Friday, 28 March 2014

Eruptive activity on Mount Merapi, Java.

Mount Merapi, a volcano in central Java considered to be one of Indonesia's most active, underwent a brief outburst of volcanic activity between 1.12 and 1.16 pm local time (6.12 and 6.16 am GMT) on Thursday 27 March 2014, during which it generated a number of small Earthquakes, as well as emitting volcanic gas and ejecting ash and gravel from its crater. The events have caused some concern locally, and been related to an Earthquake that occurred in the same region on Monday 24 March.

Mount Merapi on Thursday 27 March 2014. Balai Penyelidikan dan Pengembangan Teknologi Kebencanaan Geologi.
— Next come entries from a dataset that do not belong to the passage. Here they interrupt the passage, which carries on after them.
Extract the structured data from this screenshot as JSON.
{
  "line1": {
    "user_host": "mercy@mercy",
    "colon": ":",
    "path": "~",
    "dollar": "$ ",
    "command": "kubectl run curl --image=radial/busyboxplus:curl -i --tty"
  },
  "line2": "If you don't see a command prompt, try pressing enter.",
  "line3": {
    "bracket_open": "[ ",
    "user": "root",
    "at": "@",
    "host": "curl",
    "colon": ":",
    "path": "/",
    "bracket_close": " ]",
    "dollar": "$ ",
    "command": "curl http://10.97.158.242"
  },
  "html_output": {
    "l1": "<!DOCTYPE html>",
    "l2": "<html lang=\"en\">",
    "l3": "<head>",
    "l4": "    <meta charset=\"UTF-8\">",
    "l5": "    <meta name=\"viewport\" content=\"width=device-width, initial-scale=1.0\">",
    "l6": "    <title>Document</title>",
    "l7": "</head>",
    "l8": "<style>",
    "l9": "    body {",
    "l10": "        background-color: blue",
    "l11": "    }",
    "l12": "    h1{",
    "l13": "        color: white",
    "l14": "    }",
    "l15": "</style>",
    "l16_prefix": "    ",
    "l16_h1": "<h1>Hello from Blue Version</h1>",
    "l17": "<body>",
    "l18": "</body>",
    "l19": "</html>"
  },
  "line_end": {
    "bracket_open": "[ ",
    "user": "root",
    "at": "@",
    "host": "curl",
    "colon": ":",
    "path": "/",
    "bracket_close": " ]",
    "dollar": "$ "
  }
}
Mount Merapi lies in a densely populated area of Java, on the borders of Central Java and Yogyakarta Provinces, only 28 km to the north of Yogyakarta city. It has been erupting more-or-less continuously since 1548, and has been responsible for numerous fatalities, most recently in 1994 when a pyroclastic flow (avalanche of hot gas and ash) killed 27 people, mostly in the town of Muntilan, to the west of the volcano. Since then Merapi has undergone tow major eruptive episodes, in 2006 and 2010, without any further loss of life, largely due to prompt evacuations by Indonesian authorities.

The Indo-Australian Plate, which underlies the Indian Ocean to the south of Java, is being subducted beneath the Sunda Plate, a breakaway part of the Eurasian Plate which underlies Java and neighbouring Sumatra, along the Sunda Trench, passing under Java, where friction between the two plates can cause Earthquakes. As the Indo-Australian Plate sinks further into the Earth it is partially melted and some of the melted material rises through the overlying Sunda Plate as magma, fuelling the volcanoes of Java and Sumatra.